Court Opinion

ID: 6732066
Source: CourtListenerOpinion
Date Created: 2022-07-20 23:13:45.456873+00
Date Added: 2024-06-11T16:01:40.487741
License: Public Domain

PARKER, Judge.
Over defendant’s objections the accomplice, Malloy, testified that during the period of about four weeks he and defendant had robbed three other places before they robbed the Farm Fresh Dairy Store and that defendant carried the pistol with him each time. This testimony was corroborated by a statement which Malloy had given the police shortly after his arrest. Defendant contends that it was error to admit this evidence *519of defendant’s participation in criminal activity other than that for which he was being tried.
“Evidence of other offenses is inadmissible on the issue of guilt if its only relevancy is to show the character of the accused or his disposition to commit an offense of the nature of the one charged; but if it tends to prove any other relevant fact it will not be excluded merely because it also shows' him to have been guilty of an independent crime.” 1 Stansbury’s N. C. Evidence (Brandis Revision) § 91, p. 289. Here, the testimony was relevant to show the relationship between defendant and the witness and their continuing association until dates close to the date of the crime charged.

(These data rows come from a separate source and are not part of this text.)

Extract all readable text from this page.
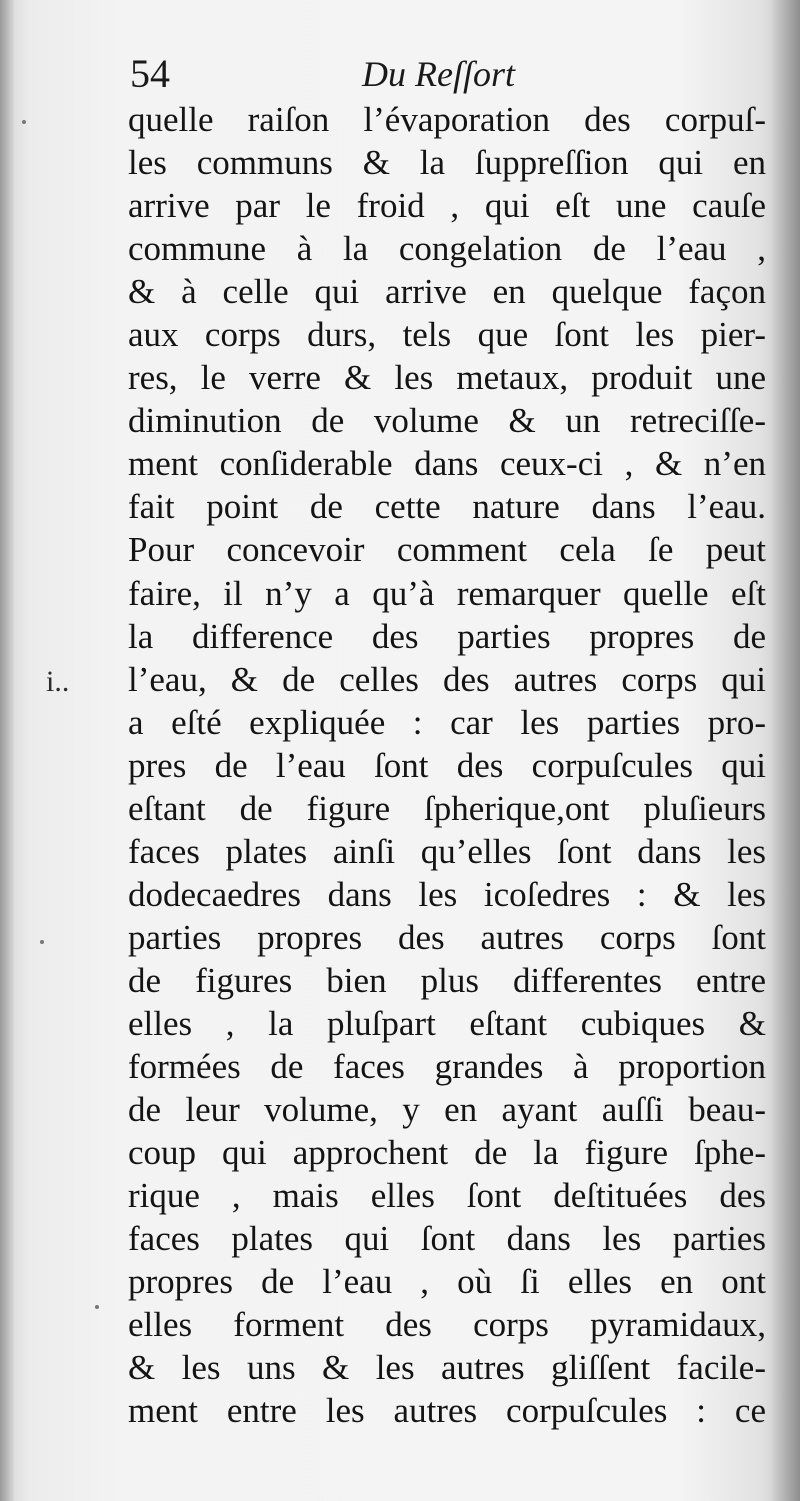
54	Du Reſſort
i..
quelle raiſon l’évaporation des corpuſ-
les communs & la ſuppreſſion qui en
arrive par le froid , qui eſt une cauſe
commune à la congelation de l’eau ,
& à celle qui arrive en quelque façon
aux corps durs, tels que ſont les pier-
res, le verre & les metaux, produit une
diminution de volume & un retreciſſe-
ment conſiderable dans ceux-ci , & n’en
fait point de cette nature dans l’eau.
Pour concevoir comment cela ſe peut
faire, il n’y a qu’à remarquer quelle eſt
la difference des parties propres de
l’eau, & de celles des autres corps qui
a eſté expliquée : car les parties pro-
pres de l’eau ſont des corpuſcules qui
eſtant de figure ſpherique,ont pluſieurs
faces plates ainſi qu’elles ſont dans les
dodecaedres dans les icoſedres : & les
parties propres des autres corps ſont
de figures bien plus differentes entre
elles , la pluſpart eſtant cubiques &
formées de faces grandes à proportion
de leur volume, y en ayant auſſi beau-
coup qui approchent de la figure ſphe-
rique , mais elles ſont deſtituées des
faces plates qui ſont dans les parties
propres de l’eau , où ſi elles en ont
elles forment des corps pyramidaux,
& les uns & les autres gliſſent facile-
ment entre les autres corpuſcules : ce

Had the witness testified that he and defendant were constant companions in innocent pursuits during that period of time, such testimony would have been relevant and competent to show their relationship. The testimony which the witness gave was no less relevant for the same purpose and was not rendered incompetent merely because it also showed defendant guilty of other crimes. There was no error in overruling defendant’s objections to this testimony.
The testimony of the accomplice as to his association with defendant having been properly admitted, there was also no error in admitting, solely for purposes of corroboration, the testimony of the police officer as to the accomplice’s prior consistent statement.
On cross-examination the defendant testified that he did not own a .32 caliber pistol. In rebuttal the State presented a witness who was permitted to testify over defendant’s objections that on 20 July 1973 he saw defendant at the King Cole Supermarket with a pistol in his hands. The witness was not asked and did not testify what, if anything, defendant had done on that occasion and it is not clear from the record whether the King Cole Supermarket was one of the three places which Malloy testified he and defendant had robbed before committing the robbery for which defendant was tried. However, that may be and even if the testimony of the State’s rebuttal witness be considered as tending to show defendant guilty of an independent crime other than that for which he was being tried, the testimony was nevertheless properly admitted as tending to show that defendant owned a pistol, a fact which was relevant in this. case.
In defendant’s trial and in the judgment appealed from we find
*520No error.
Chief Judge Brock and Judge Martin concur.